In our first live Salon event, we invited artists Laurie Kang and Jesse Chun to a live reading and conversation on the writing of Trinh T. Minh-ha. The writing of filmmaker, theorist, composer, and professor Minh-ha poses pertinent questions in addressing culture and society today. A proponent of alternative ways of being, knowing, and loving, Minh-ha also figures prominently in both Kang and Chun's thinking, in life and in artistic practice.⁣ Hear Kang and Chun reflect on “Yellow Sprouts" from When the Moon Waxes Red and muse on the value of undefined and hybrid spaces.

Introduction

David Hartt: in the forest

  • 22 April – 6 May 2020

For our second Salon event, we showed the film in the forest by David Hartt from our 2018 exhibition David Hartt: in the forest. Presented in the exhibition as an immersive multi-part installation, the film takes an impetus from architect Moshe Safdie's 1968 abandoned housing project Habitat Puerto Rico. Slowly, the beautiful cinematic portrait unravels into a meditative inquiry on sites, built environments, and the political and economic contexts they find themselves in. The film also features a composition by electronic musician Karl Fousek. Our sincere thanks to David for allowing us to share his work! This film is available for your viewing pleasure until May 6th.

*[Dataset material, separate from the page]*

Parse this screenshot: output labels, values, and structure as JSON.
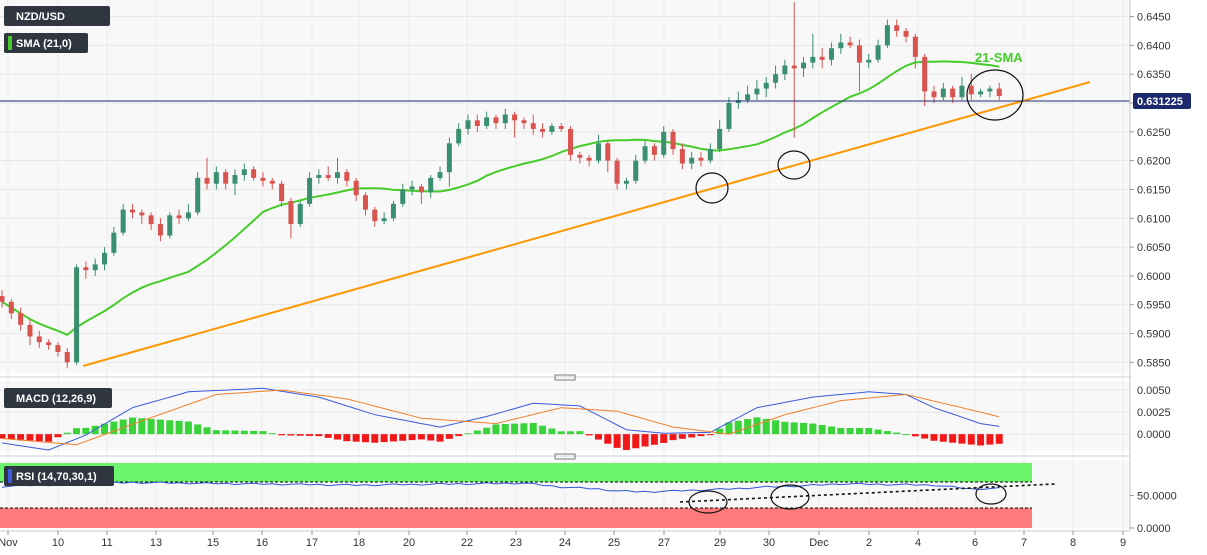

David Hartt: in the forest was commissioned by the Graham Foundation, Chicago, with additional support from Oakville Galleries.

David Hartt, in the forest, 2017. Colour, sound, 20 minutes.

Poetry Collection curated by Charles Bernstein

  • 8 – 22 April

Our first Salon event featured a collection of poems curated by the poet Charles Bernstein in response to our 2016 exhibition Down To Write You This Poem Sat. For Bernstein, poetry must call attention to itself as language. Experimental and playful, he explores different aspects of poetry as a medium. In this collection, Bernstein creates a collage of different voices, those of the modern, the inheritors, and the avant-garde of poetry. Our sincere thanks to Charles for allowing us to share his work!

Installation view of Tiziana La Melia, Who is the boss of my dreams?, 2016; Quiet Time Pet Bed Schizzo, 2016. Photo: Toni Hafkenscheid. The iPads included with Quiet Time Pet Bed Schizzo contain a selection of historical and contemporary poetry curated by poet Charles Bernstein in response to the exhibition's themes.

Collection Close-Up: Liz Magor

  • 24 March – 8 April

Hear Curator Frances Loeffler talk about Liz Magor's Channel (2004), a much-loved work from the Oakville Galleries' collection.